I was wondering if I could get some help designing a drive train for gateway:). I normally find this fairly easy however I had a design for a 6 motor drive but I needed at least 2 more motors for my intake. Oh ya, here is the biggest problem. It needs to be powered by 269’s or 3 wire motors :o .

So you are saying that you need a drivetrain that would be powered by four 269/2-wire motors? If you already designed a 6-motor drive, I would think a 4-motor drive would be just as if not easier to design, no?

Very good point. I suppose I should have also mentioned that the main difficulty i’m having is what gear ratio to use. The robot is probably going to weigh a good 8-10 pounds.

8-10 lbs is pretty light for VEX robot, really. If you’re wondering about gear ratios, the thread murdomeek posted has quite a bit of discussion on it. (https://vexforum.com/t/gateway-drive/19230/1)

Thanks so much legomindstorm:) That helped out a lot but one other thing. Couldn’t you just find out the friction by hooking up a wheel to a piece of metal and put an axle lock on it? Just wondering seeing as you don’t think that the weight affects your results.

Yes, and I don’t believe weight should come into play there. We recently tried out this experiment at a meeting but didn’t really have the ideal tools for the job, so I won’t be releasing the numbers. (I don’t think they’re nearly accurate enough.) Hopefully I’ll be able to try it out again soon, and will release my numbers for the static friction of the different wheels.

Sorry one last thing. My team has gone on summer break and I am really bad with gear ratio’s and well anything related to gears. If I got 13 out of your equation would that be a 1:13 gear ratio? And if so what would those be in actual gear sizes? Also if that was wrong could you tell me wear I went wrong. I first got a random tangent(45 degrees = 1) and then used the 4inch wheels with a radius of 2. 1 x 2=2. Now I chose to use 4 3wire motors which= 26 and divided it by 2 which = 13.

If you got a 13 that would be gearing your robot up 1:13, which would be crazy.

Okay, so you need to take weight into consideration. You got 1 as your coefficient of friction, so multiply that by the weight, which you said would be around 8-10 lbs, so let’s say 10. 1 x 10=10, so now you can take 10 and multiply it by 2, to get 20. Now remember that 26 is your stall torque of all your motors together, so you want to multiply that by around 50%-60% (let’s say 60%) to get 15.6. Now you can finally take 15.6 and divide it by 20, to get 0.78.

So all in all, assuming that your coefficient of friction between your wheels and the foam tiles is 1 (pretty unlikely), you would have to gear down your drive motors 1:0.78.

No problem!
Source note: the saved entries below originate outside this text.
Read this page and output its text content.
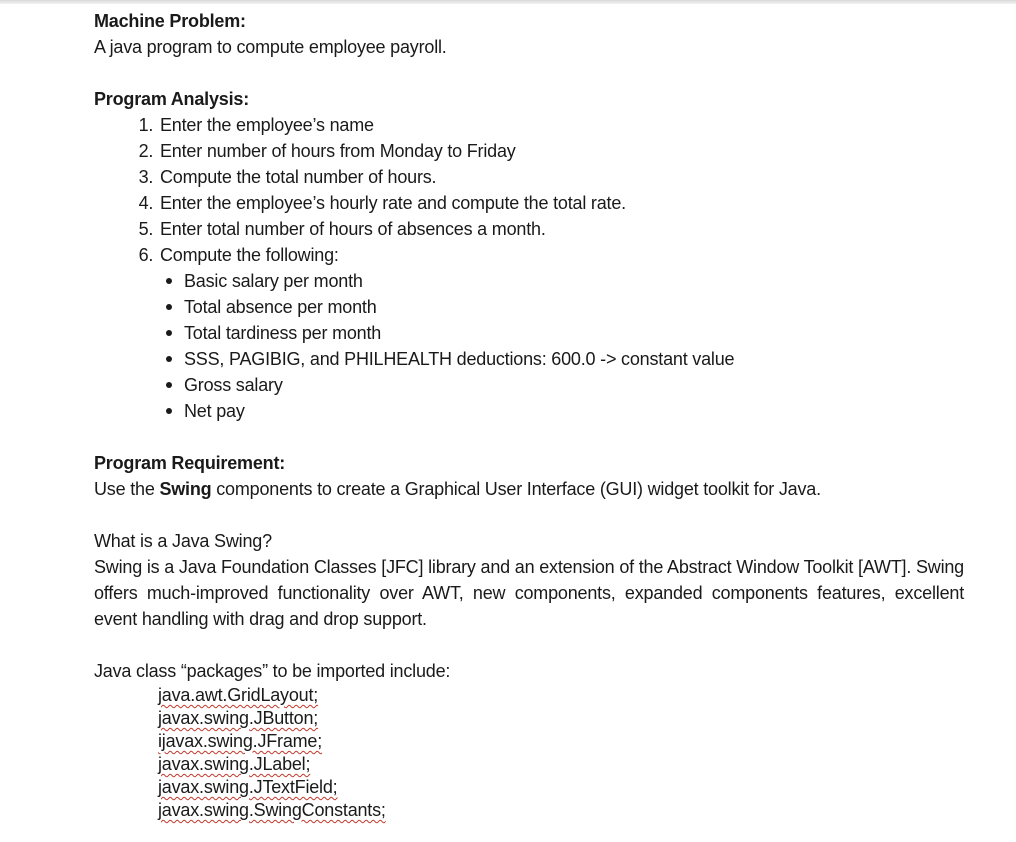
Machine Problem:

A java program to compute employee payroll.

Program Analysis:

1. Enter the employee’s name
2. Enter number of hours from Monday to Friday
3. Compute the total number of hours.
4. Enter the employee’s hourly rate and compute the total rate.
5. Enter total number of hours of absences a month.
6. Compute the following:
Basic salary per month
Total absence per month
Total tardiness per month
SSS, PAGIBIG, and PHILHEALTH deductions: 600.0 -> constant value
Gross salary
Net pay

Program Requirement:

Use the Swing components to create a Graphical User Interface (GUI) widget toolkit for Java.

What is a Java Swing?

Swing is a Java Foundation Classes [JFC] library and an extension of the Abstract Window Toolkit [AWT]. Swing offers much-improved functionality over AWT, new components, expanded components features, excellent event handling with drag and drop support.

Java class “packages” to be imported include:

java.awt.GridLayout;
javax.swing.JButton;
ijavax.swing.JFrame;
javax.swing.JLabel;
javax.swing.JTextField;
javax.swing.SwingConstants;
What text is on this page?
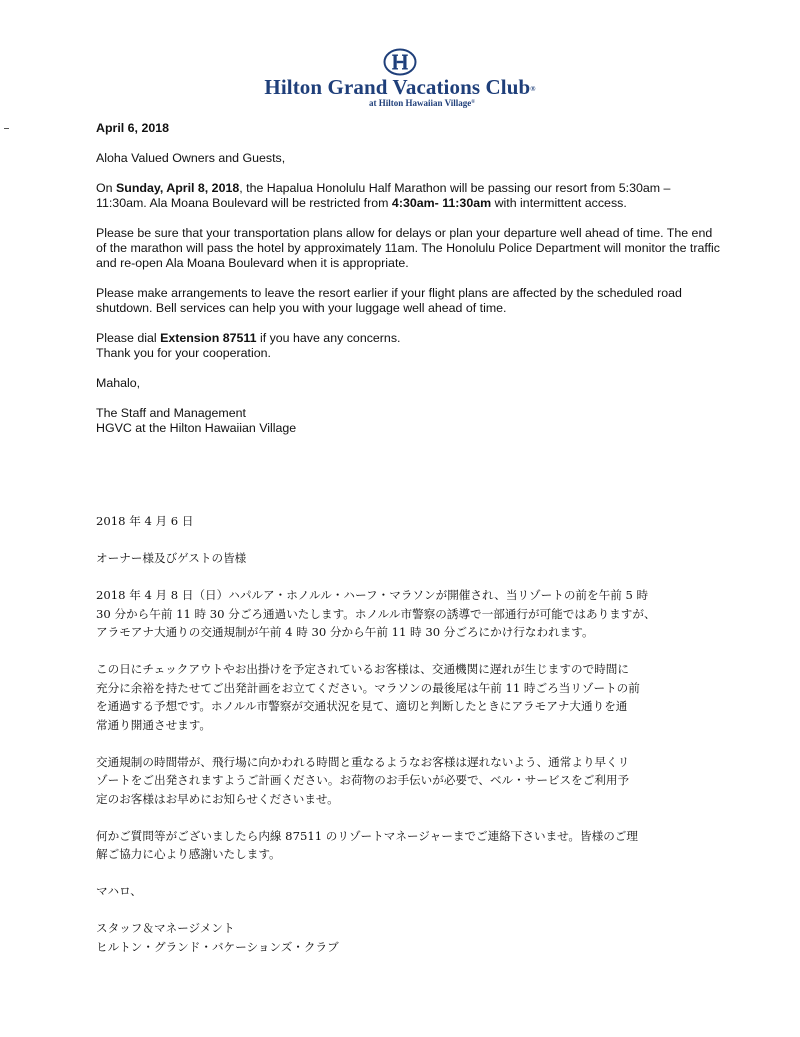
Hilton Grand Vacations Club®
at Hilton Hawaiian Village®

April 6, 2018

Aloha Valued Owners and Guests,

On Sunday, April 8, 2018, the Hapalua Honolulu Half Marathon will be passing our resort from 5:30am – 11:30am. Ala Moana Boulevard will be restricted from 4:30am- 11:30am with intermittent access.

Please be sure that your transportation plans allow for delays or plan your departure well ahead of time. The end of the marathon will pass the hotel by approximately 11am. The Honolulu Police Department will monitor the traffic and re-open Ala Moana Boulevard when it is appropriate.

Please make arrangements to leave the resort earlier if your flight plans are affected by the scheduled road shutdown. Bell services can help you with your luggage well ahead of time.

Please dial Extension 87511 if you have any concerns.

Thank you for your cooperation.

Mahalo,

The Staff and Management

HGVC at the Hilton Hawaiian Village

2018 年 4 月 6 日

オーナー様及びゲストの皆様

2018 年 4 月 8 日（日）ハパルア・ホノルル・ハーフ・マラソンが開催され、当リゾートの前を午前 5 時
30 分から午前 11 時 30 分ごろ通過いたします。ホノルル市警察の誘導で一部通行が可能ではありますが、
アラモアナ大通りの交通規制が午前 4 時 30 分から午前 11 時 30 分ごろにかけ行なわれます。

この日にチェックアウトやお出掛けを予定されているお客様は、交通機関に遅れが生じますので時間に
充分に余裕を持たせてご出発計画をお立てください。マラソンの最後尾は午前 11 時ごろ当リゾートの前
を通過する予想です。ホノルル市警察が交通状況を見て、適切と判断したときにアラモアナ大通りを通
常通り開通させます。

交通規制の時間帯が、飛行場に向かわれる時間と重なるようなお客様は遅れないよう、通常より早くリ
ゾートをご出発されますようご計画ください。お荷物のお手伝いが必要で、ベル・サービスをご利用予
定のお客様はお早めにお知らせくださいませ。

何かご質問等がございましたら内線 87511 のリゾートマネージャーまでご連絡下さいませ。皆様のご理
解ご協力に心より感謝いたします。

マハロ、

スタッフ＆マネージメント

ヒルトン・グランド・バケーションズ・クラブ
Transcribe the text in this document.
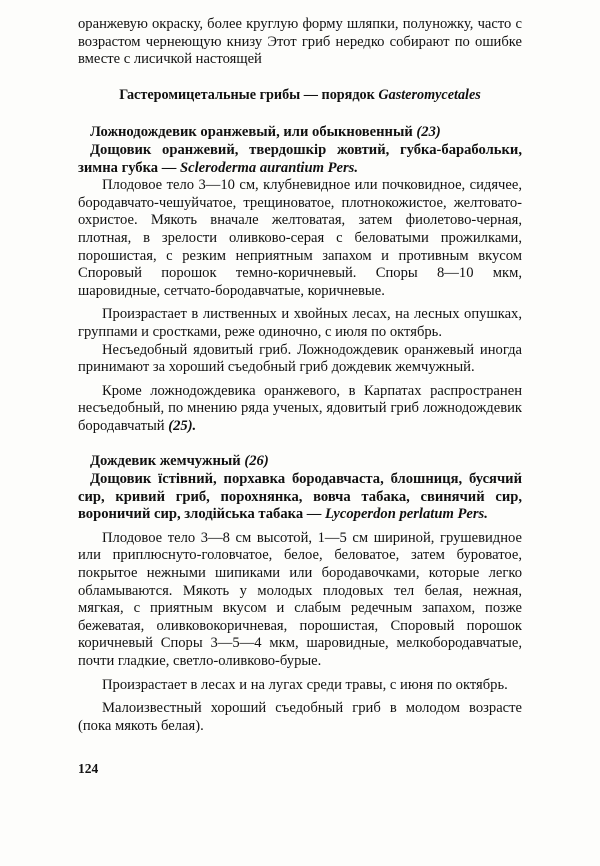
оранжевую окраску, более круглую форму шляпки, полуножку, часто с возрастом чернеющую книзу Этот гриб нередко собирают по ошибке вместе с лисичкой настоящей

Гастеромицетальные грибы — порядок Gasteromycetales
Ложнодождевик оранжевый, или обыкновенный (23)

Дощовик оранжевий, твердошкір жовтий, губка-барабольки, зимна губка — Scleroderma aurantium Pers.

Плодовое тело 3—10 см, клубневидное или почковидное, сидячее, бородавчато-чешуйчатое, трещиноватое, плотнокожистое, желтовато-охристое. Мякоть вначале желтоватая, затем фиолетово-черная, плотная, в зрелости оливково-серая с беловатыми прожилками, порошистая, с резким неприятным запахом и противным вкусом Споровый порошок темно-коричневый. Споры 8—10 мкм, шаровидные, сетчато-бородавчатые, коричневые.

Произрастает в лиственных и хвойных лесах, на лесных опушках, группами и сростками, реже одиночно, с июля по октябрь.

Несъедобный ядовитый гриб. Ложнодождевик оранжевый иногда принимают за хороший съедобный гриб дождевик жемчужный.

Кроме ложнодождевика оранжевого, в Карпатах распространен несъедобный, по мнению ряда ученых, ядовитый гриб ложнодождевик бородавчатый (25).

Дождевик жемчужный (26)

Дощовик їстівний, порхавка бородавчаста, блошниця, бусячий сир, кривий гриб, порохнянка, вовча табака, свинячий сир, вороничий сир, злодійська табака — Lycoperdon perlatum Pers.

Плодовое тело 3—8 см высотой, 1—5 см шириной, грушевидное или приплюснуто-головчатое, белое, беловатое, затем буроватое, покрытое нежными шипиками или бородавочками, которые легко обламываются. Мякоть у молодых плодовых тел белая, нежная, мягкая, с приятным вкусом и слабым редечным запахом, позже бежеватая, оливковокоричневая, порошистая, Споровый порошок коричневый Споры 3—5—4 мкм, шаровидные, мелкобородавчатые, почти гладкие, светло-оливково-бурые.

Произрастает в лесах и на лугах среди травы, с июня по октябрь.

Малоизвестный хороший съедобный гриб в молодом возрасте (пока мякоть белая).

124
And yes, I know you were using 45° as an example, and if you do happen to do this test please post your results, if you would. They could help me in finding the average coefficient of frictions for the wheels, and then in turn help the entire VEX Forum community, and I’d be very grateful if you did.

Again you are very welcome, and I’m glad that I could help you and your team out with this.

I think your final division is backwards, but I’ll have to rewrite it with units.
Max static Traction is Normal force (typically weight for a flat field) * Cof:
Cof = 1 (or ~.8 as mentioned elsewhere by Jordan) (COF is a unitless ratio)
and weight = 10 lbs: 110lbs = Max static traction = 10lbs
Multiply by 2 (2 inch radius of a 4" wheel) to get 20in-lbs of torque max that can be applied from wheels to motor, or vice-versa, without slipping the wheels.
I assume that 6.5in-lbs of stall torque on each of the 4 motors you are using is what provides the 46.5 = 26 in-lbs of motor-shaft-torque.
Since 26 in-lbs torque applied > 20 in-lbs max traction, it is likely that the wheels will slip momentarily when starting up at max-torque.
Assuming a lower Cof of 0.8, and this “problem” gets worse.
Using a speedier gear ratio to lower the torque from the driving shaft would reduce this “problem”.
Note that startup-wheel-slip is only one of a host of issues to consider, and could be countered by ramping up the power more gradually.
And this simplified model assumes one 4x motor driving one wheel with all the weight on it: independently driven wheels and weight shift between wheels during robot acceleration will also affect a more detailed calculation.